So, yesterday I watched Rovers get a goal that wasn't because that horrible scrote El Hadji Diouf deliberately cheated. Fulham get away with a handball and Rovers concede a free kick the players were still whining about as Clint Dempsey rose to equalise. Seen again from several angles on Match of the Day (last again, I notice), the referee is dismissed as an idiot.
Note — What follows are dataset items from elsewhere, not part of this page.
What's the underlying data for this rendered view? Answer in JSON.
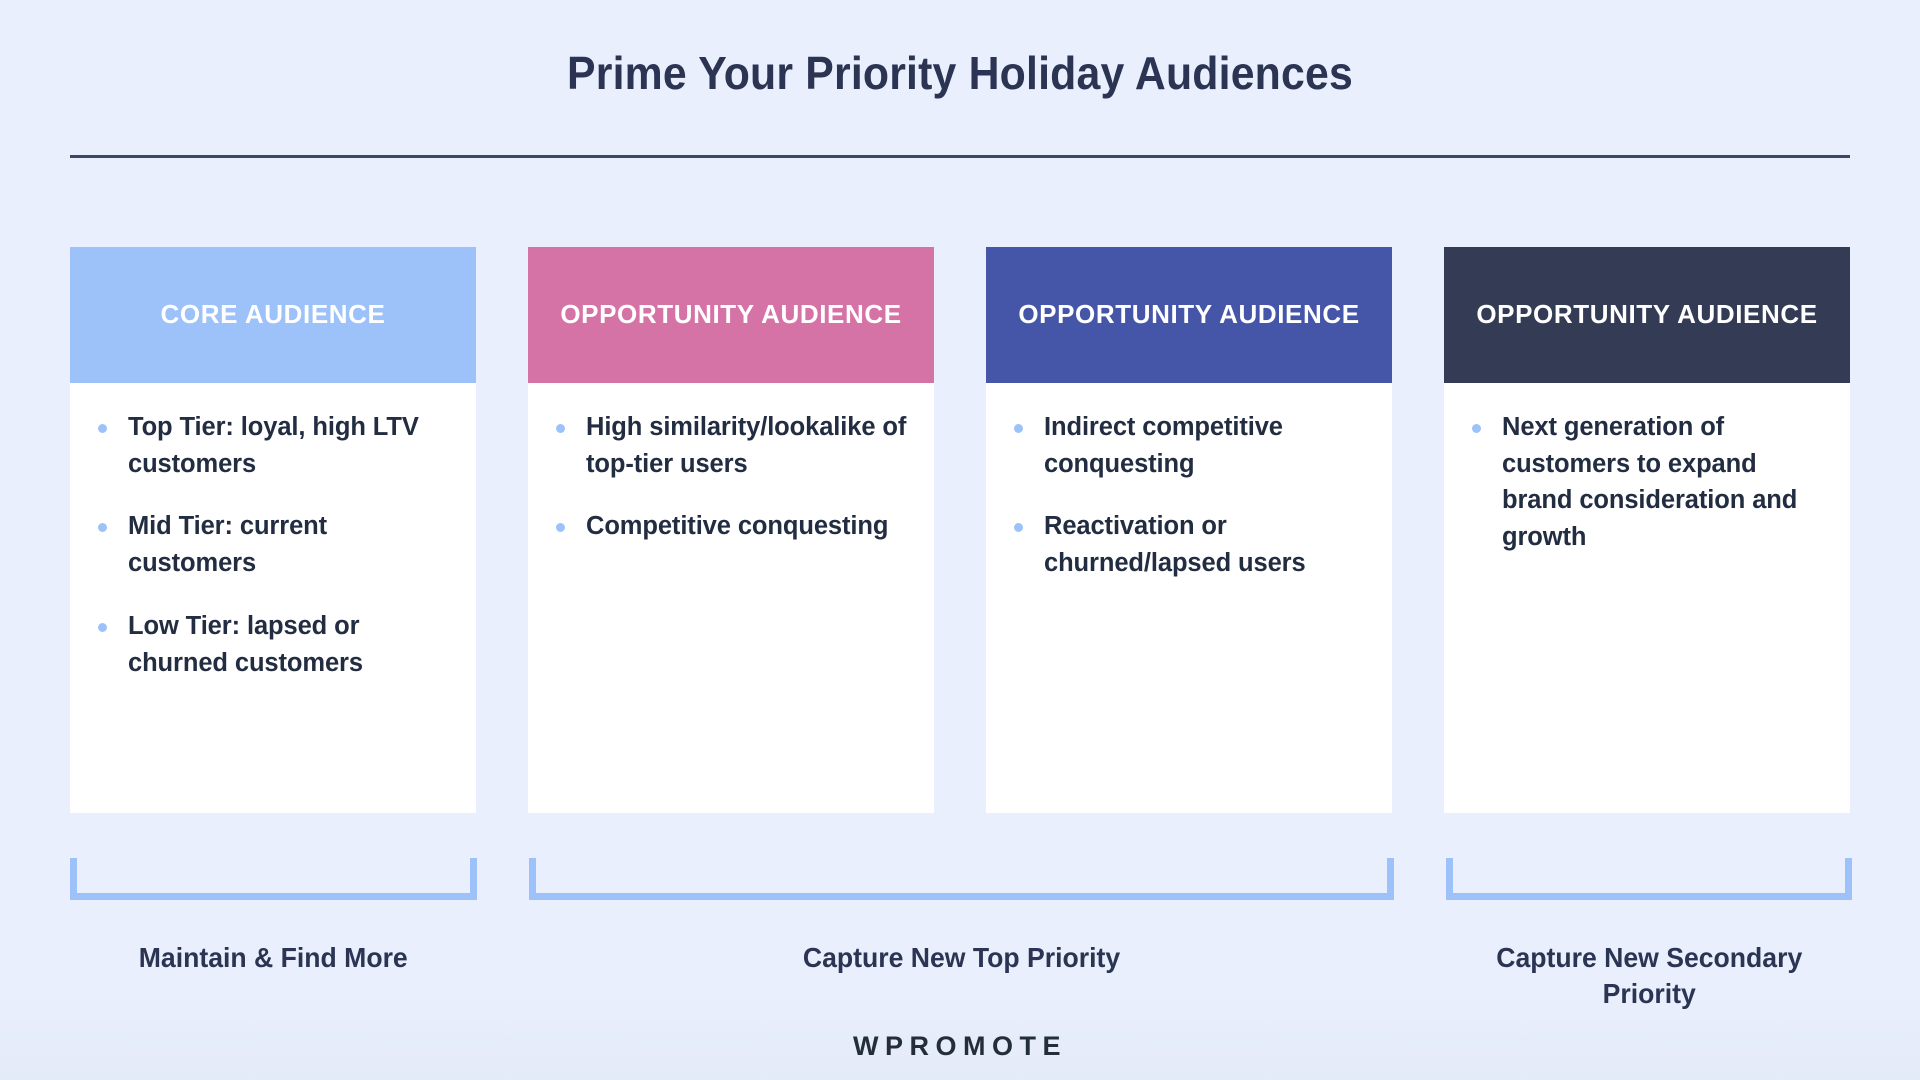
{
  "slide": {
    "title": "Prime Your Priority Holiday Audiences",
    "background_color": "#e8eefb",
    "title_color": "#2b3553",
    "rule_color": "#3c4765"
  },
  "cards": [
    {
      "header": "CORE AUDIENCE",
      "header_color": "#9dc2fa",
      "bullets": [
        "Top Tier: loyal, high LTV customers",
        "Mid Tier: current customers",
        "Low Tier: lapsed or churned customers"
      ]
    },
    {
      "header": "OPPORTUNITY AUDIENCE",
      "header_color": "#d673a6",
      "bullets": [
        "High similarity/lookalike of top-tier users",
        "Competitive conquesting"
      ]
    },
    {
      "header": "OPPORTUNITY AUDIENCE",
      "header_color": "#4555a8",
      "bullets": [
        "Indirect competitive conquesting",
        "Reactivation or churned/lapsed users"
      ]
    },
    {
      "header": "OPPORTUNITY AUDIENCE",
      "header_color": "#343b55",
      "bullets": [
        "Next generation of customers to expand brand consideration and growth"
      ]
    }
  ],
  "groups": [
    {
      "label": "Maintain & Find More",
      "spans": 1
    },
    {
      "label": "Capture New Top Priority",
      "spans": 2
    },
    {
      "label": "Capture New Secondary Priority",
      "spans": 1
    }
  ],
  "bracket_color": "#9dc2fa",
  "bullet_color": "#9dc2fa",
  "bullet_text_color": "#232d42",
  "logo": {
    "text": "WPROMOTE"
  }
}
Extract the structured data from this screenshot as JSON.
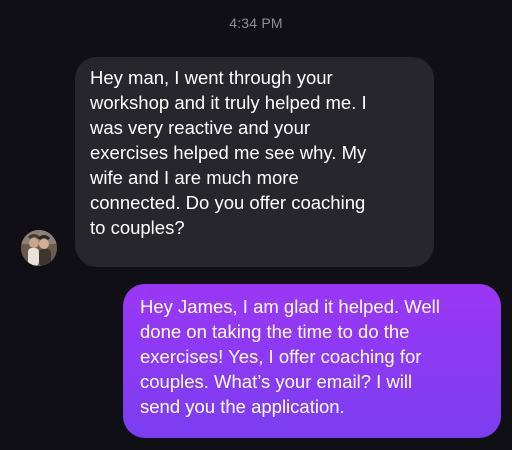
{
  "thread": {
    "timestamp": "4:34 PM",
    "messages": [
      {
        "direction": "incoming",
        "text": "Hey man, I went through your\nworkshop and it truly helped me. I\nwas very reactive and your\nexercises helped me see why. My\nwife and I are much more\nconnected. Do you offer coaching\nto couples?"
      },
      {
        "direction": "outgoing",
        "text": "Hey James, I am glad it helped. Well\ndone on taking the time to do the\nexercises! Yes, I offer coaching for\ncouples. What’s your email? I will\nsend you the application."
      }
    ],
    "avatar_icon": "profile-photo-avatar"
  },
  "colors": {
    "background": "#0f0f15",
    "incoming_bubble": "#26262c",
    "outgoing_bubble_top": "#9a37f5",
    "outgoing_bubble_bottom": "#7a3ef0",
    "timestamp_text": "#8e8e93",
    "message_text": "#ffffff"
  }
}
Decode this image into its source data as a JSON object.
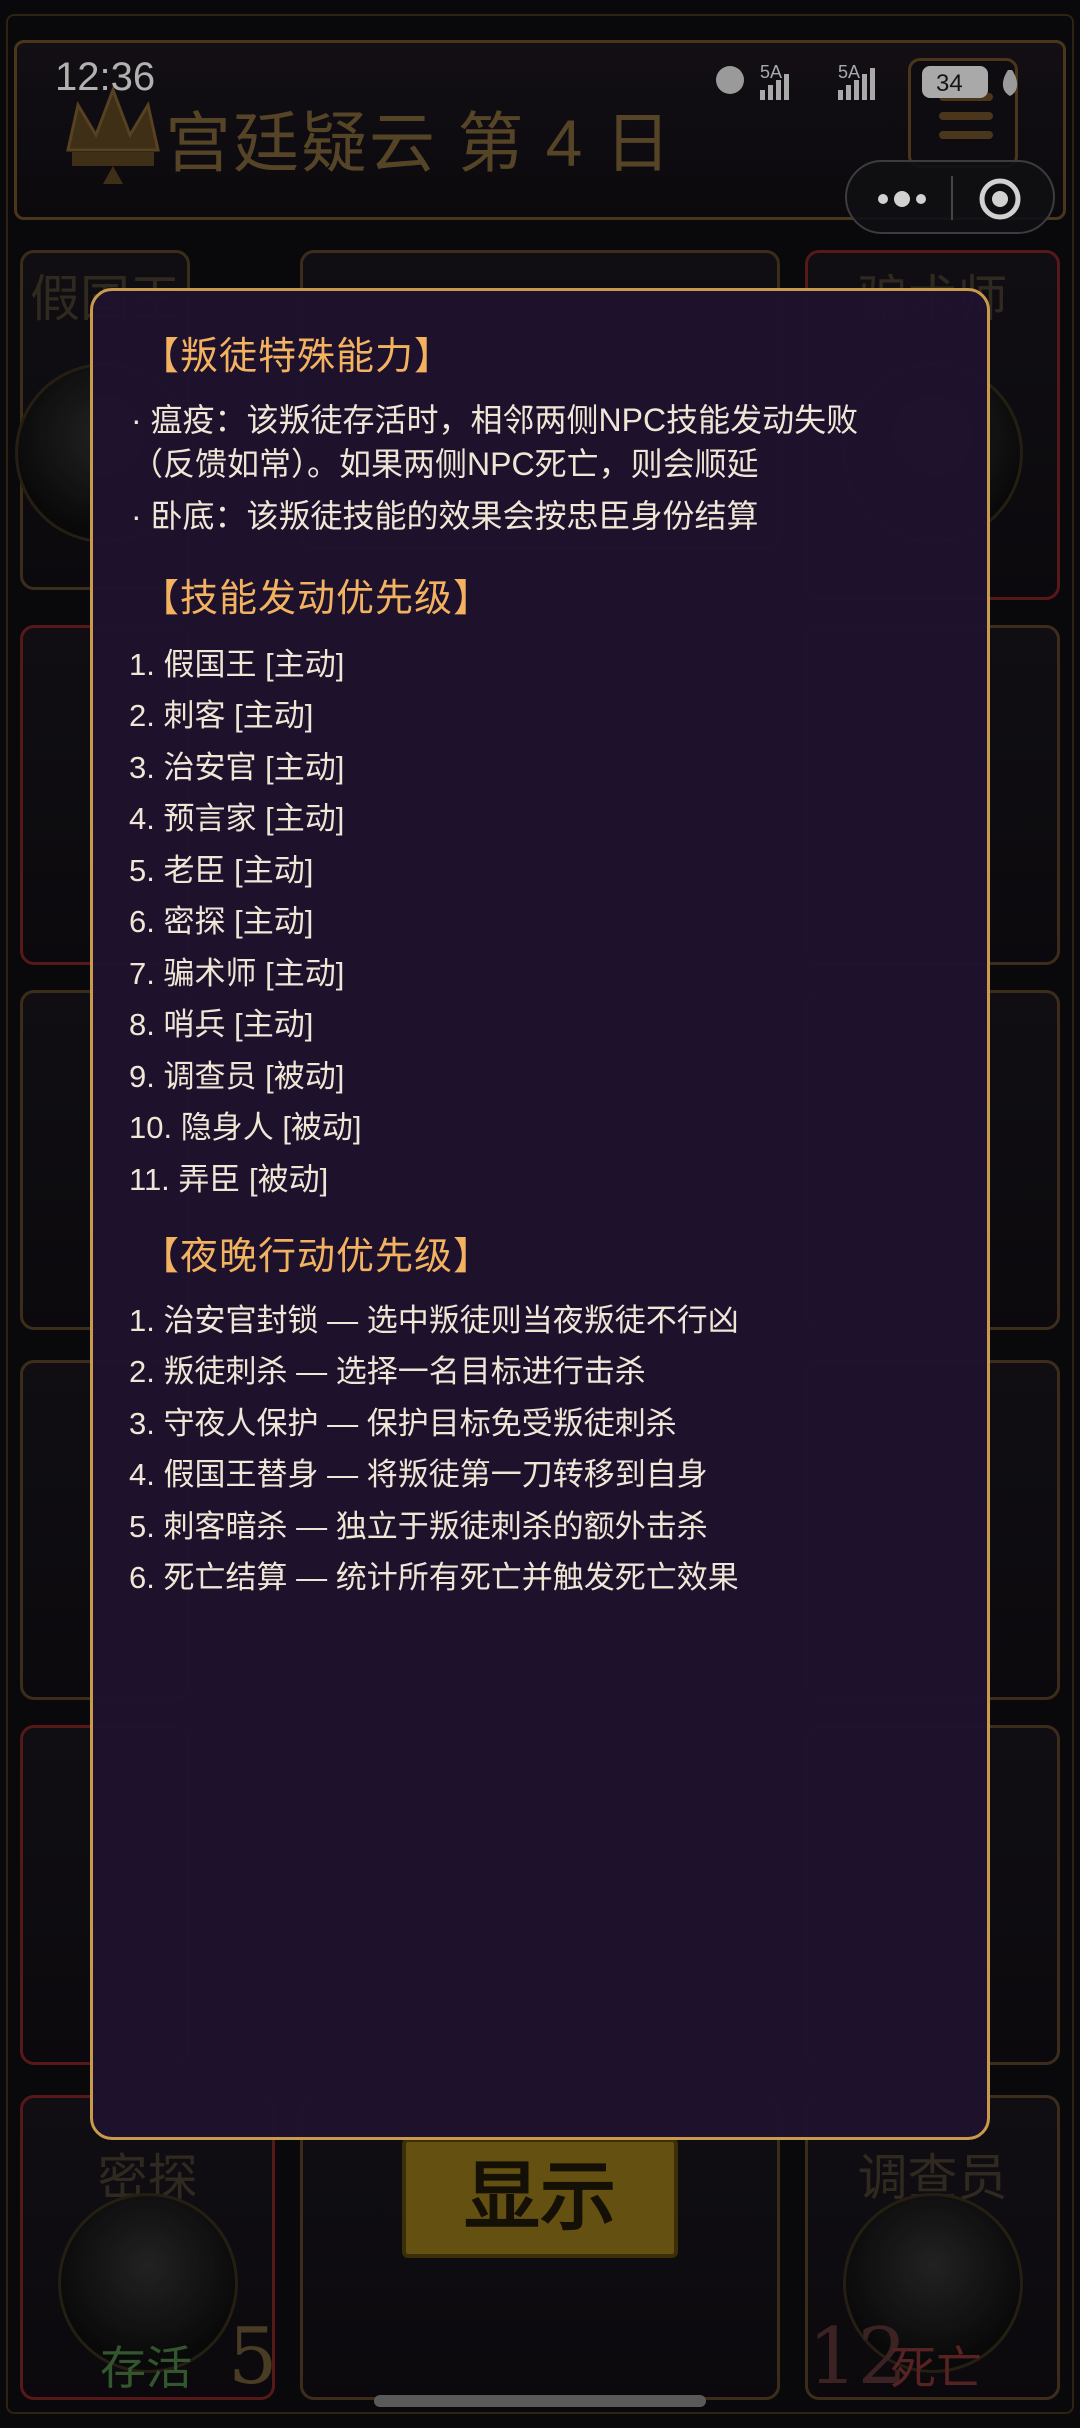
{
  "status_bar": {
    "time": "12:36",
    "network_1": "5A",
    "network_2": "5A",
    "battery": "34"
  },
  "header": {
    "title": "宫廷疑云 第 4 日",
    "crown_icon": "crown-icon",
    "menu_icon": "hamburger-icon"
  },
  "board": {
    "cards": [
      {
        "name": "假国王"
      },
      {
        "name": "骗术师"
      },
      {
        "name": "密探",
        "status": "存活",
        "number": "5"
      },
      {
        "name": "调查员"
      }
    ],
    "bottom_right": {
      "number": "12",
      "status": "死亡"
    },
    "show_button": "显示"
  },
  "modal": {
    "sections": [
      {
        "title": "【叛徒特殊能力】",
        "bullets": [
          {
            "line1": "· 瘟疫：该叛徒存活时，相邻两侧NPC技能发动失败",
            "line2": "（反馈如常）。如果两侧NPC死亡，则会顺延"
          },
          {
            "line1": "· 卧底：该叛徒技能的效果会按忠臣身份结算",
            "line2": ""
          }
        ]
      },
      {
        "title": "【技能发动优先级】",
        "items": [
          "1. 假国王 [主动]",
          "2. 刺客 [主动]",
          "3. 治安官 [主动]",
          "4. 预言家 [主动]",
          "5. 老臣 [主动]",
          "6. 密探 [主动]",
          "7. 骗术师 [主动]",
          "8. 哨兵 [主动]",
          "9. 调查员 [被动]",
          "10. 隐身人 [被动]",
          "11. 弄臣 [被动]"
        ]
      },
      {
        "title": "【夜晚行动优先级】",
        "items": [
          "1. 治安官封锁 — 选中叛徒则当夜叛徒不行凶",
          "2. 叛徒刺杀 — 选择一名目标进行击杀",
          "3. 守夜人保护 — 保护目标免受叛徒刺杀",
          "4. 假国王替身 — 将叛徒第一刀转移到自身",
          "5. 刺客暗杀 — 独立于叛徒刺杀的额外击杀",
          "6. 死亡结算 — 统计所有死亡并触发死亡效果"
        ]
      }
    ]
  },
  "colors": {
    "modal_bg": "#1e122e",
    "modal_border": "#c99a4b",
    "section_title": "#f3b25f",
    "body_text": "#efe6d6",
    "alive_green": "#3f6a3a",
    "dead_red": "#6a2a2a"
  }
}
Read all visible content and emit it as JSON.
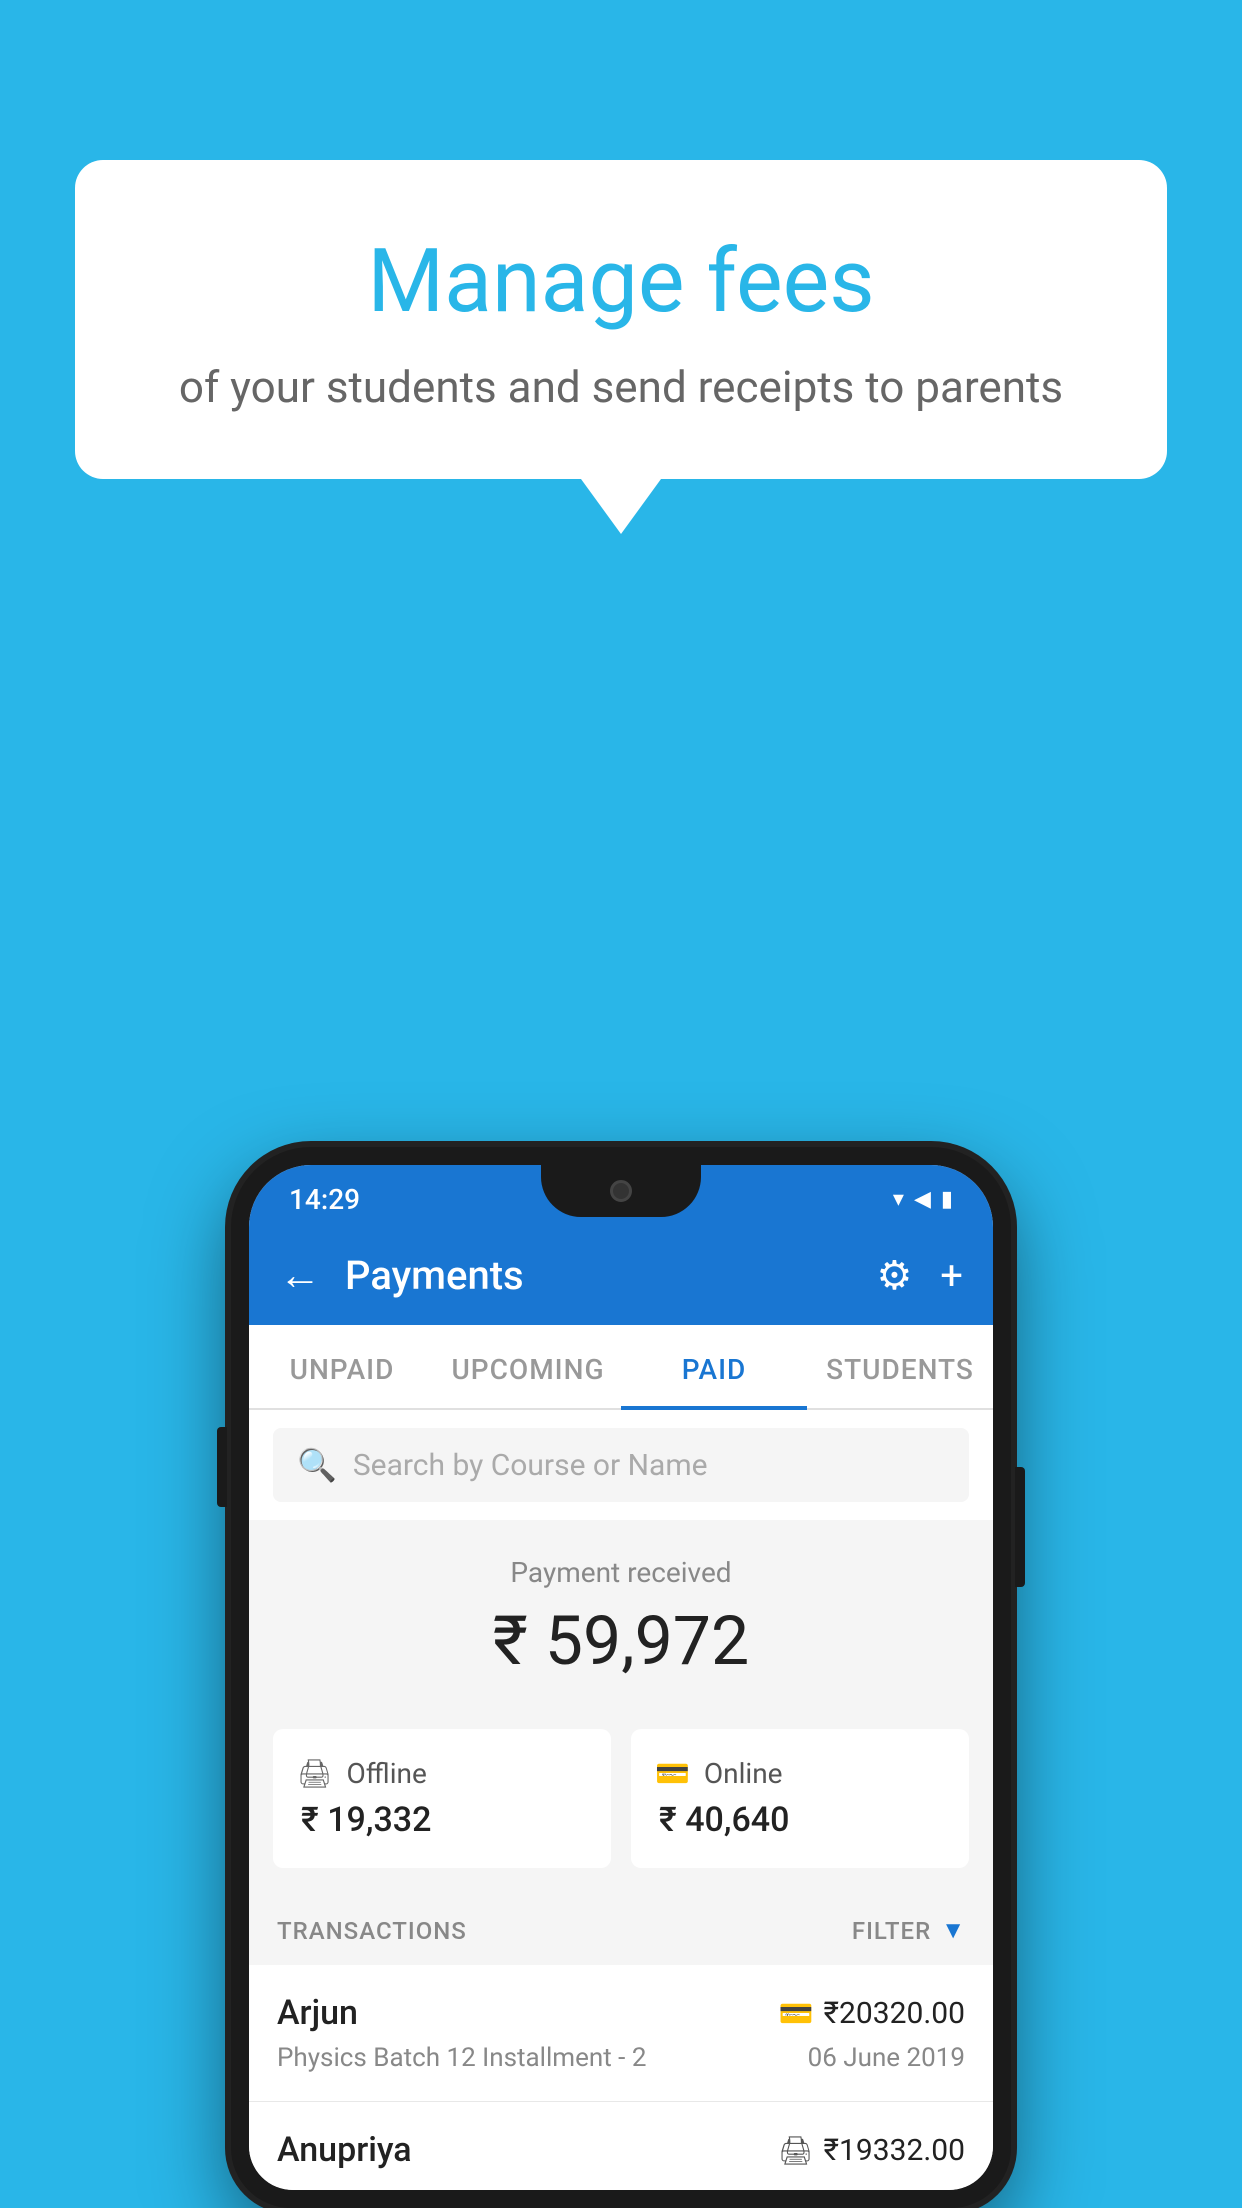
{
  "background_color": "#29b6e8",
  "speech_bubble": {
    "title": "Manage fees",
    "subtitle": "of your students and send receipts to parents"
  },
  "status_bar": {
    "time": "14:29",
    "wifi": "▾",
    "signal": "▲",
    "battery": "▮"
  },
  "app_bar": {
    "title": "Payments",
    "back_icon": "←",
    "gear_icon": "⚙",
    "plus_icon": "+"
  },
  "tabs": [
    {
      "label": "UNPAID",
      "active": false
    },
    {
      "label": "UPCOMING",
      "active": false
    },
    {
      "label": "PAID",
      "active": true
    },
    {
      "label": "STUDENTS",
      "active": false
    }
  ],
  "search": {
    "placeholder": "Search by Course or Name"
  },
  "payment_received": {
    "label": "Payment received",
    "amount": "₹ 59,972"
  },
  "payment_cards": [
    {
      "icon": "offline",
      "label": "Offline",
      "amount": "₹ 19,332"
    },
    {
      "icon": "online",
      "label": "Online",
      "amount": "₹ 40,640"
    }
  ],
  "transactions": {
    "label": "TRANSACTIONS",
    "filter_label": "FILTER",
    "items": [
      {
        "name": "Arjun",
        "amount": "₹20320.00",
        "payment_type": "card",
        "course": "Physics Batch 12 Installment - 2",
        "date": "06 June 2019"
      },
      {
        "name": "Anupriya",
        "amount": "₹19332.00",
        "payment_type": "offline",
        "course": "",
        "date": ""
      }
    ]
  }
}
Earlier I watched the eldest son in an Under 12s match. The referee was a 15-year old lad, brightly turned out in his new kit. He was being monitored by one of the local veteran refs from these parts and did well. He will have missed a couple of things, he will have had an obscured view of marginal offside decisions - he doesn't have linesmen for these, just a Dad spotting throw ins - but he did well. Blissfully, the morning went without rancour, but in the future it will. He's one of 40 lads coming through the system, of which most will give it up within two years because of abuse from parents and gobby managers and, depressingly, players. Despite the Respect campaign, and the tabloid press seeming to support initiatives like Ray Winstone's excellent video, the problem is endemic.
The reason lies on the Match of the Day sofa and in the manager's interview. It all feeds a terrible sense of entitlement to appeal each decision a referee makes. So, while I saw a fantastic game in the morning, full of all the drama and endeavour which makes football a beautiful game, by the end of the day the ugliness comes crawling through.